Really? Unimaginably successful for making $100 million in a world where a 20-something kid is worth several billion? Journalists have such meager imaginations, I guess. There are a bunch of self-made billionaires who are women who were able to imagine more than that (Oprah, J.K. Rowling, Meg Whitman)–and dozens more women who are not billionaires.

More to the point, that $100 million makes no sense. The cash deal was driven by Softbank. Arianna said on CNBC that she took 25% in stock. She suggested others did too. Even if she took all of the stock, that would max her take at $60 million.

There’s been speculation that with so much money in her pocket, Huffiington would be eager to leave. But that view requires a suspension of any knowledge of Huffington’s career and personality. She’s no editor and certainly not a manager. Her goal in starting the Huffington Post was to build a platform for herself.
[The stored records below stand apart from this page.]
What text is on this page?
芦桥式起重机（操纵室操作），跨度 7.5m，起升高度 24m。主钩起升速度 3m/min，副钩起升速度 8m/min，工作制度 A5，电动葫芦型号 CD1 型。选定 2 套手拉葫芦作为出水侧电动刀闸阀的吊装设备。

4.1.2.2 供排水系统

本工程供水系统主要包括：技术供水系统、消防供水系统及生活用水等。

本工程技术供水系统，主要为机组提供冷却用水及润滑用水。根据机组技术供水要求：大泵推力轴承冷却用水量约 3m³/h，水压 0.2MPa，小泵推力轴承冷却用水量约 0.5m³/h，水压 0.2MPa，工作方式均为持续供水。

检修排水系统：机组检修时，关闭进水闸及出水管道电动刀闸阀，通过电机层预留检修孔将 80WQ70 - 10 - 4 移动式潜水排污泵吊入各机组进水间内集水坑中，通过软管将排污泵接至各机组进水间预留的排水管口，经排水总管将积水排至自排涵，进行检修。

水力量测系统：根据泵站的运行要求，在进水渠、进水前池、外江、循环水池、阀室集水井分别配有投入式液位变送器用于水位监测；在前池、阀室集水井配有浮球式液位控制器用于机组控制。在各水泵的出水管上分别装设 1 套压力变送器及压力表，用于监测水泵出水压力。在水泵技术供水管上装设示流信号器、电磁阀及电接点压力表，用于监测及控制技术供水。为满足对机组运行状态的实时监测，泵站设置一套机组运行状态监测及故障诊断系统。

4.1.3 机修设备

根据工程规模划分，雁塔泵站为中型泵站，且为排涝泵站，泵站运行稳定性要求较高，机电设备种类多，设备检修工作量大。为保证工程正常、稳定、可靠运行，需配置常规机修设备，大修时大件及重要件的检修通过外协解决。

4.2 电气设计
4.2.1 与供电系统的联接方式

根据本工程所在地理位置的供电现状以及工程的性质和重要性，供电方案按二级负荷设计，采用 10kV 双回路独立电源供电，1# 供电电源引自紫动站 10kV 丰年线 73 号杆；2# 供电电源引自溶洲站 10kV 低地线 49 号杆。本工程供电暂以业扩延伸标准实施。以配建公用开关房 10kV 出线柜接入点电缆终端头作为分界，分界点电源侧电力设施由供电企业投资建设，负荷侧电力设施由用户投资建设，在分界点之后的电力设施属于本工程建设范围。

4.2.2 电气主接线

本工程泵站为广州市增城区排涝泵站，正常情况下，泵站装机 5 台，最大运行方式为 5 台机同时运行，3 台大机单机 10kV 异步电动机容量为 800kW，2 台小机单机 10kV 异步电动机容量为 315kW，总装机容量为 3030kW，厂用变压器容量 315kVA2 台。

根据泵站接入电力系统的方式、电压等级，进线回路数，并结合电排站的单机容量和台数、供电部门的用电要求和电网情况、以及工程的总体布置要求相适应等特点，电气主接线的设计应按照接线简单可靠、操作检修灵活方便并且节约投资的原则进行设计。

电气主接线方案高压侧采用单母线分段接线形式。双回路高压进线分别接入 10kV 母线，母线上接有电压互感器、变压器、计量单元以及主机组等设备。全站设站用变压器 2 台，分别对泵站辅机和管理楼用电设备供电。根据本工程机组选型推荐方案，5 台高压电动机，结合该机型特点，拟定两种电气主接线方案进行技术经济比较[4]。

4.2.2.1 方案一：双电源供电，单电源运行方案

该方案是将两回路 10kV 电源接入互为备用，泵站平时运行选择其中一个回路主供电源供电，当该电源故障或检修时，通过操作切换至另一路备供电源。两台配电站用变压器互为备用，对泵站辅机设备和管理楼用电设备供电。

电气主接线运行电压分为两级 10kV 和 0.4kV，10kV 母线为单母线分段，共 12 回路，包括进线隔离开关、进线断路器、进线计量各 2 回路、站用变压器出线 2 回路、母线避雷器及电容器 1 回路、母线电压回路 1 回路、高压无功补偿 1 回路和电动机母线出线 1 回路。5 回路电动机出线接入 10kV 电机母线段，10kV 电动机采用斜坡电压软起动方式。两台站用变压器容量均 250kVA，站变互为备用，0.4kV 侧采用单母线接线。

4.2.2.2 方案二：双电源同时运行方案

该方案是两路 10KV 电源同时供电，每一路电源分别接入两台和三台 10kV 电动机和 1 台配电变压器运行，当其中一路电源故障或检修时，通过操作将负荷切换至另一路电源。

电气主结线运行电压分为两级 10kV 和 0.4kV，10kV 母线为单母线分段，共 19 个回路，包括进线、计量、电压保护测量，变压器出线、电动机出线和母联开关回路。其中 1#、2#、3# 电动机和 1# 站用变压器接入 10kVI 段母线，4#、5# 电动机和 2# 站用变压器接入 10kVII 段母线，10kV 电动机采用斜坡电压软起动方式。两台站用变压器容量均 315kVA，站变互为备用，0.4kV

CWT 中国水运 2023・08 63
That has worked out beautifully. Huffington regularly appears on all the shows and a the big conferences (the formal offer was made at Davos, enough said.) To appease her vanity, Armstrong had to give her the titular role as Editorial Director or the whole company. With her speaking schedule and need to be in on “the conversation,” AOL’s other properties don’t have to worry about Arianna’s meddling.

Viewed from the perspective of Huffington’s own ambitions to be a meaningful public figure, the Huffington Post has succeeded far beyond what anyone (especially Tina Brown) thought Huffington could achieve. Though I’m sure it has fallen short of Arianna’s own imagination. Here’s a woman who saw that the right was over-crowded with leggy firebrands and pulled off a careerist conversion to rebrand herself as a leftist.

As an editor, however, no one can point to the writer she’s discovered and championed. Indeed, there’s no success that comes out of the Huffington Post in pure content terms. Here’s Jack Shafer on Huffington’s relevance as a journalist:

How to account for Huffington’s remarkable success? If you’ve ever edited Huffington’s raw copy (I have) or read a galley of one of her books before the published version comes out (which I’ve also done), you know that she’s not much of a journalist. But instead of impeding her, those limitations actually gave Huffington an advantage over other sites—Slate included—that hewed to old-media standards. Old-media types don’t feel right about rewriting the copy of their competitors and calling it a story. Huffington glories in carving the meat out of a competitor’s story, throwing a search-engine optimized (SEO) headline on it, and posting it. She even claims to believe that she’s doing the originator a favor by sending traffic back to it via a crediting link.

So Huffington’s relevance to journalism is nil. It’s all SEO page views. And there’s a reason that the New York Times, which has fewer uniques than the Huffington Post according to many of the press accounts, is worth a lot more than $315 million even in its hobbled financial state today.